The US Department of Justice confirmed the information, adding that “he is scheduled to make his first appearance in the US District Court for the District of Columbia.” It does not provide information on how Mas’ud was held in US custody.

Pan Am Flight 103, traveling from London to New York, exploded over Lockerbie on December 21, 1988, killing all 259 people on board and 11 others on the ground. It remains the deadliest terrorist attack on British soil.

The US Department of Justice announced new charges against Mas’ud in December 2020, the 32nd anniversary of the bombings.

William Barr, the attorney general at the time, said at a news conference: “Ultimately, the man responsible for killing Americans and many others will be brought to justice for his crimes.”

In 2001, former Libyan intelligence officer Abdelbaset al-Megrahi was convicted of bombing a flight. He is so far the only person convicted in the attack. He lost one appeal and gave up another before being released in 2009 out of compassion because he had terminal cancer.

He died in Libya in 2012, still protesting his innocence.

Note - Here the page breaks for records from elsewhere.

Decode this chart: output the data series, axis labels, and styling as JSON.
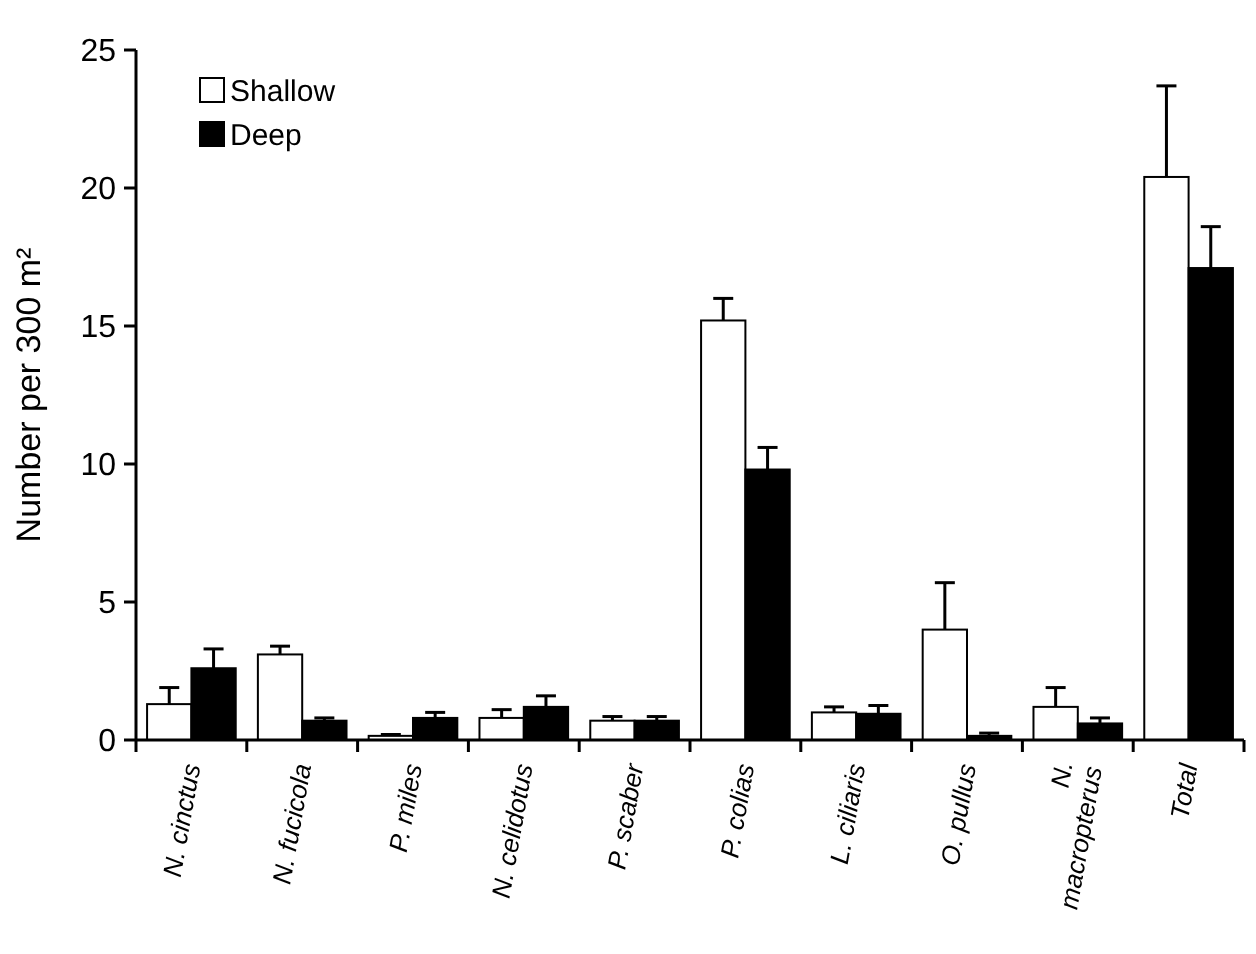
{
  "chart_data": {
    "type": "bar",
    "ylabel": "Number per 300 m²",
    "categories": [
      "N. cinctus",
      "N. fucicola",
      "P. miles",
      "N. celidotus",
      "P. scaber",
      "P. colias",
      "L. ciliaris",
      "O. pullus",
      "N. macropterus",
      "Total"
    ],
    "series": [
      {
        "name": "Shallow",
        "color": "#ffffff",
        "values": [
          1.3,
          3.1,
          0.15,
          0.8,
          0.7,
          15.2,
          1.0,
          4.0,
          1.2,
          20.4
        ],
        "errors": [
          0.6,
          0.3,
          0.05,
          0.3,
          0.15,
          0.8,
          0.2,
          1.7,
          0.7,
          3.3
        ]
      },
      {
        "name": "Deep",
        "color": "#000000",
        "values": [
          2.6,
          0.7,
          0.8,
          1.2,
          0.7,
          9.8,
          0.95,
          0.15,
          0.6,
          17.1
        ],
        "errors": [
          0.7,
          0.1,
          0.2,
          0.4,
          0.15,
          0.8,
          0.3,
          0.1,
          0.2,
          1.5
        ]
      }
    ],
    "ylim": [
      0,
      25
    ],
    "yticks": [
      0,
      5,
      10,
      15,
      20,
      25
    ],
    "grid": false,
    "legend": "top left"
  }
}
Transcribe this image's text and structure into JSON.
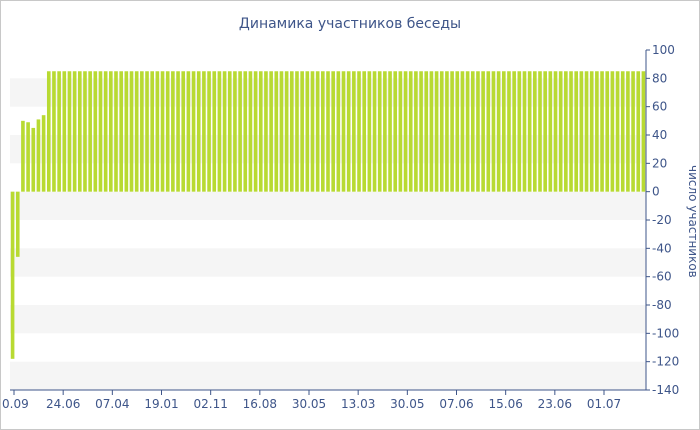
{
  "chart_data": {
    "type": "bar",
    "title": "Динамика участников беседы",
    "ylabel": "число участников",
    "xlabel": "",
    "ylim": [
      -140,
      100
    ],
    "y_ticks": [
      100,
      80,
      60,
      40,
      20,
      0,
      -20,
      -40,
      -60,
      -80,
      -100,
      -120,
      -140
    ],
    "x_tick_labels": [
      "0.09",
      "24.06",
      "07.04",
      "19.01",
      "02.11",
      "16.08",
      "30.05",
      "13.03",
      "30.05",
      "07.06",
      "15.06",
      "23.06",
      "01.07"
    ],
    "grid": "horizontal bands",
    "y_axis_position": "right",
    "bar_color": "#b8da32",
    "band_color": "#f5f5f5",
    "axis_color": "#3e5589",
    "values": [
      -118,
      -46,
      50,
      49,
      45,
      51,
      54,
      85,
      85,
      85,
      85,
      85,
      85,
      85,
      85,
      85,
      85,
      85,
      85,
      85,
      85,
      85,
      85,
      85,
      85,
      85,
      85,
      85,
      85,
      85,
      85,
      85,
      85,
      85,
      85,
      85,
      85,
      85,
      85,
      85,
      85,
      85,
      85,
      85,
      85,
      85,
      85,
      85,
      85,
      85,
      85,
      85,
      85,
      85,
      85,
      85,
      85,
      85,
      85,
      85,
      85,
      85,
      85,
      85,
      85,
      85,
      85,
      85,
      85,
      85,
      85,
      85,
      85,
      85,
      85,
      85,
      85,
      85,
      85,
      85,
      85,
      85,
      85,
      85,
      85,
      85,
      85,
      85,
      85,
      85,
      85,
      85,
      85,
      85,
      85,
      85,
      85,
      85,
      85,
      85,
      85,
      85,
      85,
      85,
      85,
      85,
      85,
      85,
      85,
      85,
      85,
      85,
      85,
      85,
      85,
      85,
      85,
      85,
      85,
      85,
      85,
      85,
      85
    ]
  }
}
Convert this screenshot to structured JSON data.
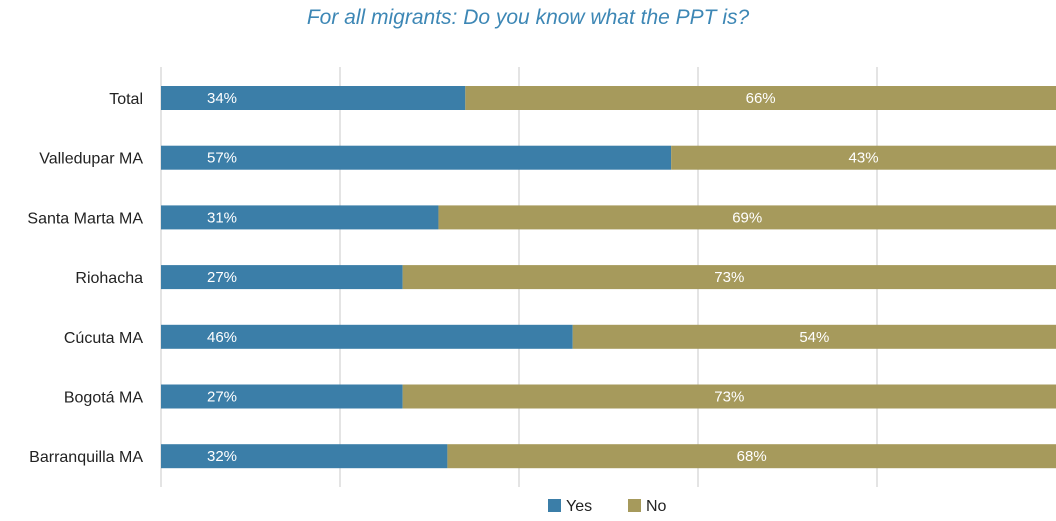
{
  "chart_data": {
    "type": "bar",
    "orientation": "horizontal",
    "stacked": true,
    "title": "For all migrants: Do you know what the PPT is?",
    "categories": [
      "Total",
      "Valledupar MA",
      "Santa Marta MA",
      "Riohacha",
      "Cúcuta MA",
      "Bogotá MA",
      "Barranquilla MA"
    ],
    "series": [
      {
        "name": "Yes",
        "color": "#3b7ea8",
        "values": [
          34,
          57,
          31,
          27,
          46,
          27,
          32
        ],
        "labels": [
          "34%",
          "57%",
          "31%",
          "27%",
          "46%",
          "27%",
          "32%"
        ]
      },
      {
        "name": "No",
        "color": "#a69a5c",
        "values": [
          66,
          43,
          69,
          73,
          54,
          73,
          68
        ],
        "labels": [
          "66%",
          "43%",
          "69%",
          "73%",
          "54%",
          "73%",
          "68%"
        ]
      }
    ],
    "xlim": [
      0,
      100
    ],
    "grid": true,
    "legend": "bottom-center"
  }
}
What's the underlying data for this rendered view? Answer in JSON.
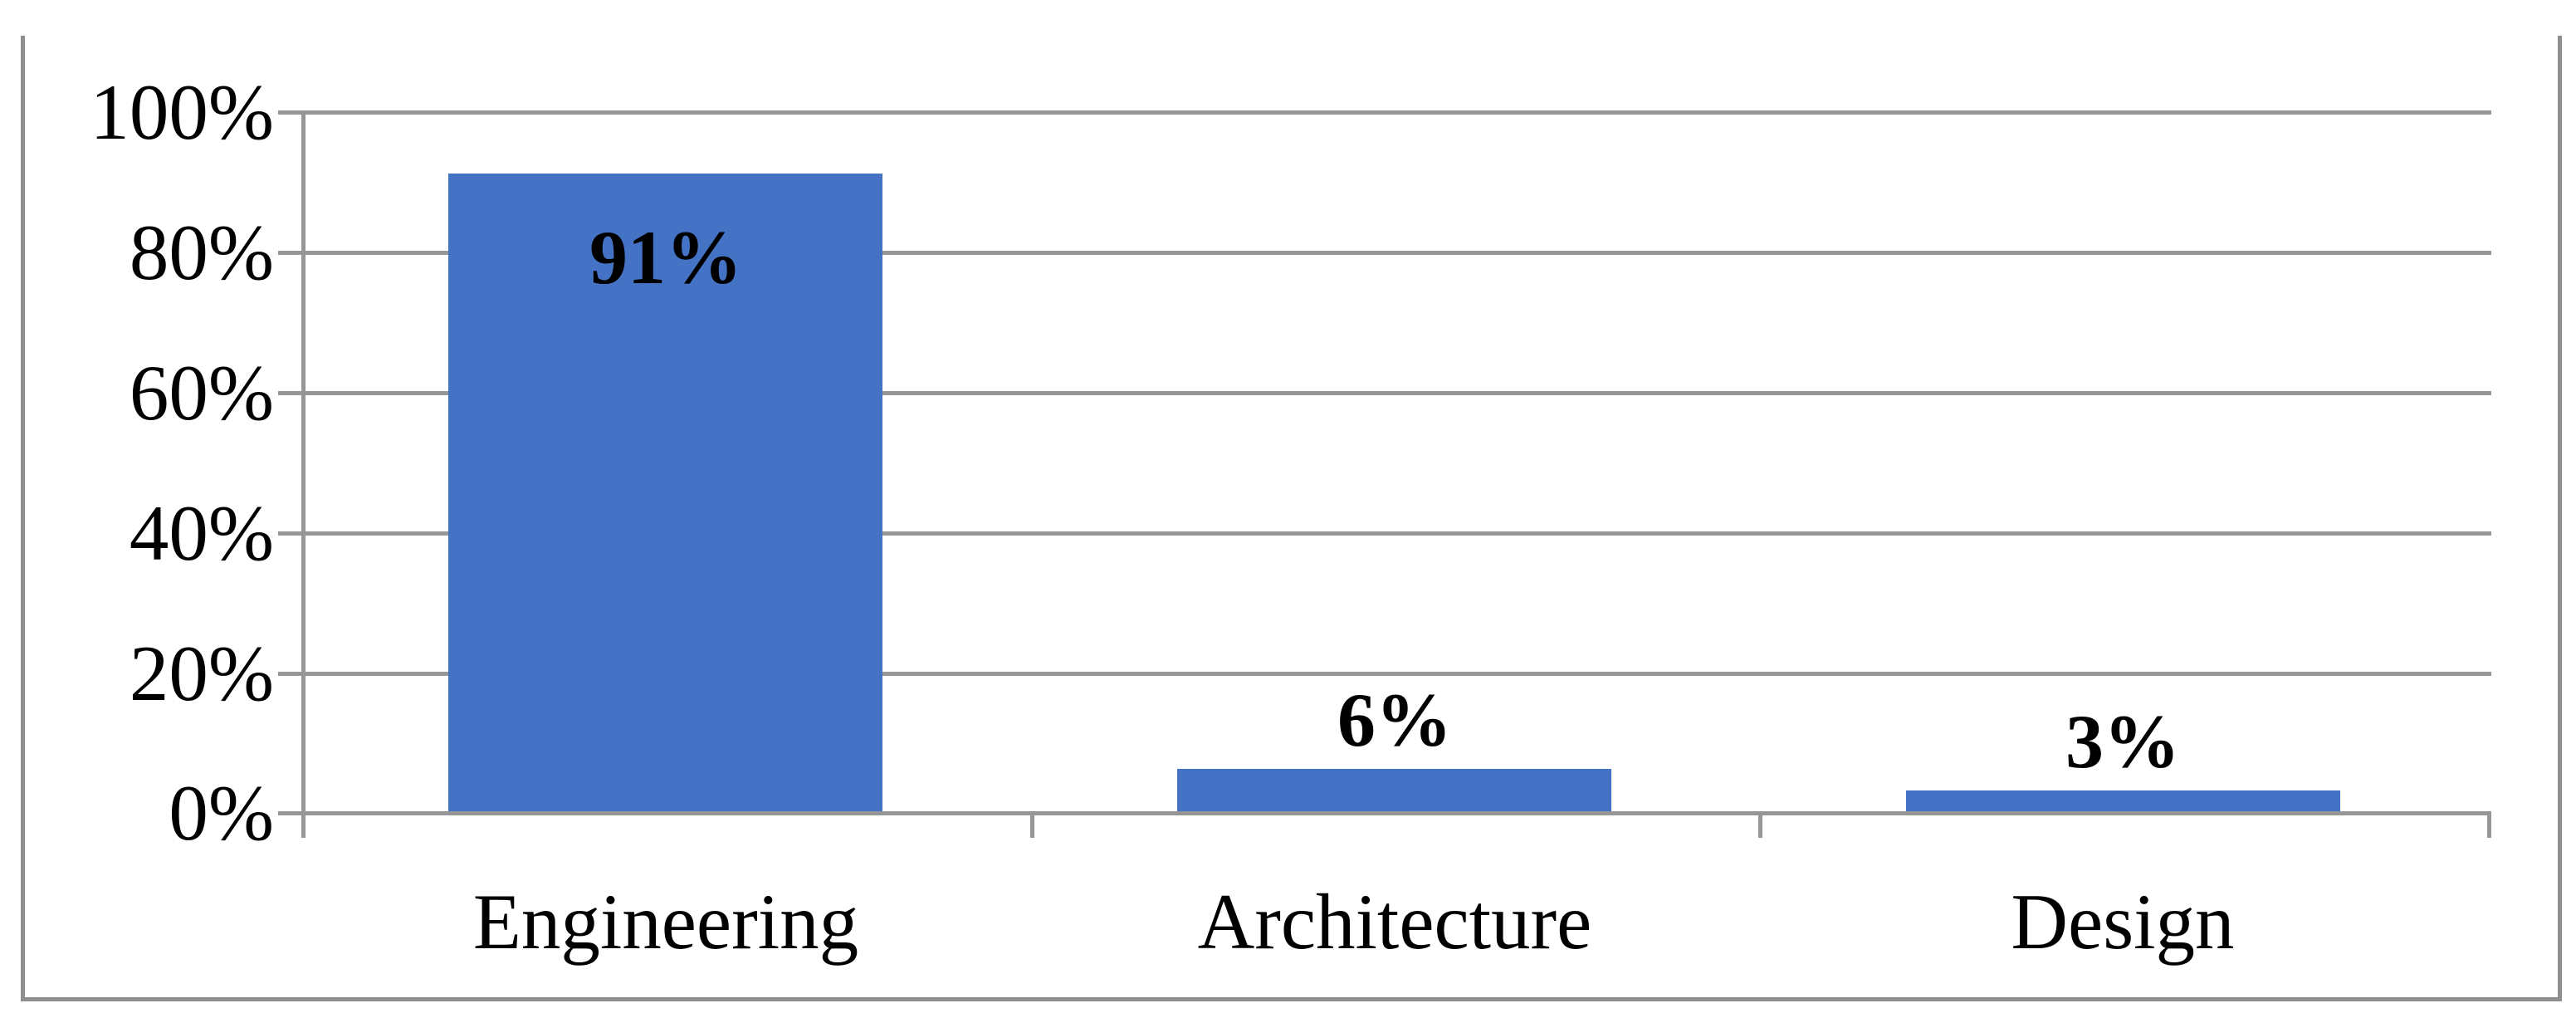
{
  "chart_data": {
    "type": "bar",
    "title": "",
    "xlabel": "",
    "ylabel": "",
    "categories": [
      "Engineering",
      "Architecture",
      "Design"
    ],
    "values": [
      91,
      6,
      3
    ],
    "value_labels": [
      "91%",
      "6%",
      "3%"
    ],
    "data_label_positions": [
      "inside-end",
      "outside-end",
      "outside-end"
    ],
    "y_axis": {
      "min": 0,
      "max": 100,
      "tick_values": [
        0,
        20,
        40,
        60,
        80,
        100
      ],
      "tick_labels": [
        "0%",
        "20%",
        "40%",
        "60%",
        "80%",
        "100%"
      ],
      "format": "percent"
    },
    "grid": true,
    "legend": false,
    "bar_color": "#4472C4"
  },
  "style": {
    "bar_color": "#4472C4",
    "gridline_color": "#969696",
    "axis_color": "#969696",
    "tick_color": "#969696",
    "frame_border_color": "#8F8F8F",
    "text_color": "#000000",
    "background_color": "#FFFFFF"
  }
}
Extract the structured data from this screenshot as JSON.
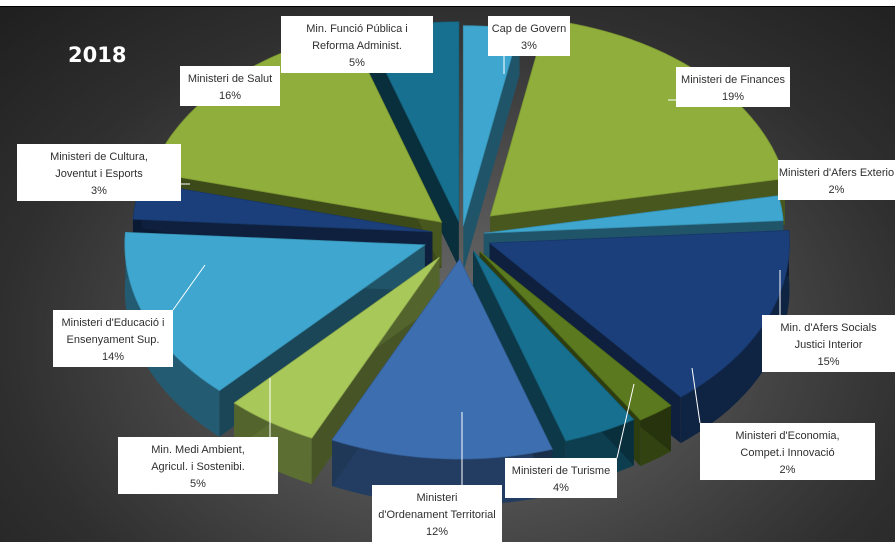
{
  "colors": {
    "green": "#8fae3b",
    "light_green": "#a8c85a",
    "olive": "#5b7a1f",
    "blue_light": "#3fa7cf",
    "blue_mid": "#3d6fb0",
    "navy": "#1b3f7a",
    "teal": "#17708f",
    "dark_teal": "#0f5570"
  },
  "chart_data": {
    "type": "pie",
    "title": "2018",
    "unit": "%",
    "slices": [
      {
        "label": "Cap de Govern",
        "value": 3,
        "display": "3%"
      },
      {
        "label": "Ministeri de Finances",
        "value": 19,
        "display": "19%"
      },
      {
        "label": "Ministeri d'Afers Exterio",
        "value": 2,
        "display": "2%"
      },
      {
        "label": "Min. d'Afers Socials Justici Interior",
        "value": 15,
        "display": "15%"
      },
      {
        "label": "Ministeri d'Economia, Compet.i Innovació",
        "value": 2,
        "display": "2%"
      },
      {
        "label": "Ministeri de Turisme",
        "value": 4,
        "display": "4%"
      },
      {
        "label": "Ministeri d'Ordenament Territorial",
        "value": 12,
        "display": "12%"
      },
      {
        "label": "Min. Medi Ambient, Agricul. i Sostenibi.",
        "value": 5,
        "display": "5%"
      },
      {
        "label": "Ministeri d'Educació i Ensenyament Sup.",
        "value": 14,
        "display": "14%"
      },
      {
        "label": "Ministeri de Cultura, Joventut i Esports",
        "value": 3,
        "display": "3%"
      },
      {
        "label": "Ministeri de Salut",
        "value": 16,
        "display": "16%"
      },
      {
        "label": "Min. Funció Pública i Reforma Administ.",
        "value": 5,
        "display": "5%"
      }
    ]
  }
}
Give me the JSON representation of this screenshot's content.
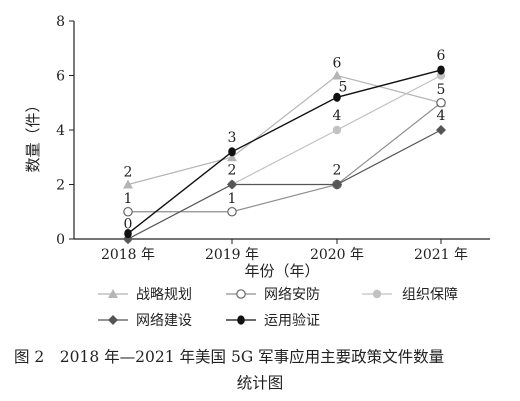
{
  "chart_data": {
    "type": "line",
    "title": "",
    "xlabel": "年份（年）",
    "ylabel": "数量（件）",
    "categories": [
      "2018 年",
      "2019 年",
      "2020 年",
      "2021 年"
    ],
    "ylim": [
      0,
      8
    ],
    "yticks": [
      "0",
      "2",
      "4",
      "6",
      "8"
    ],
    "grid": false,
    "legend_position": "bottom",
    "series": [
      {
        "name": "战略规划",
        "values": [
          2,
          3,
          6,
          5
        ],
        "labels": [
          "2",
          "",
          "6",
          ""
        ],
        "color": "#b5b5b5",
        "marker": "triangle"
      },
      {
        "name": "网络安防",
        "values": [
          1,
          1,
          2,
          5
        ],
        "labels": [
          "1",
          "1",
          "",
          "5"
        ],
        "color": "#8f8f8f",
        "marker": "open-circle"
      },
      {
        "name": "组织保障",
        "values": [
          0,
          2,
          4,
          6
        ],
        "labels": [
          "",
          "",
          "4",
          ""
        ],
        "color": "#c2c2c2",
        "marker": "filled-circle"
      },
      {
        "name": "网络建设",
        "values": [
          0,
          2,
          2,
          4
        ],
        "labels": [
          "",
          "2",
          "2",
          "4"
        ],
        "color": "#555555",
        "marker": "diamond"
      },
      {
        "name": "运用验证",
        "values": [
          0.2,
          3.2,
          5.2,
          6.2
        ],
        "labels": [
          "0",
          "3",
          "5",
          "6"
        ],
        "color": "#111111",
        "marker": "teardrop"
      }
    ]
  },
  "caption": {
    "line1": "图 2　2018 年—2021 年美国 5G 军事应用主要政策文件数量",
    "line2": "统计图"
  }
}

A breakthrough in the investigation came when US officials in 2017 received a transcript of an interview Mas’ud, a longtime explosives expert for Libya’s intelligence agency, had handed to Libyan law enforcement in 2012 after being taken into custody following the fall of the country’s leader, Colonel Moammar Gadhafi.

In that interview, US officials said, Mas’ud admitted to making the bomb in the Pan Am attack and collaborating with two other masterminds to carry it out. He also said the operation was ordered by Libyan intelligence and that Gadhafi thanked him and other team members after the attack, according to an FBI affidavit in the case.

Although Mas’ud is currently the third Libyan intelligence official charged in the US in connection with the Lockerbie bombing, he will be the first to appear in court in an American courtroom.

The Crown Office in its statement added that “Scottish prosecutors and police, working with the UK government and US colleagues, will continue to pursue this investigation, with the aim of only to bring those who acted with al-Megrahi to justice.”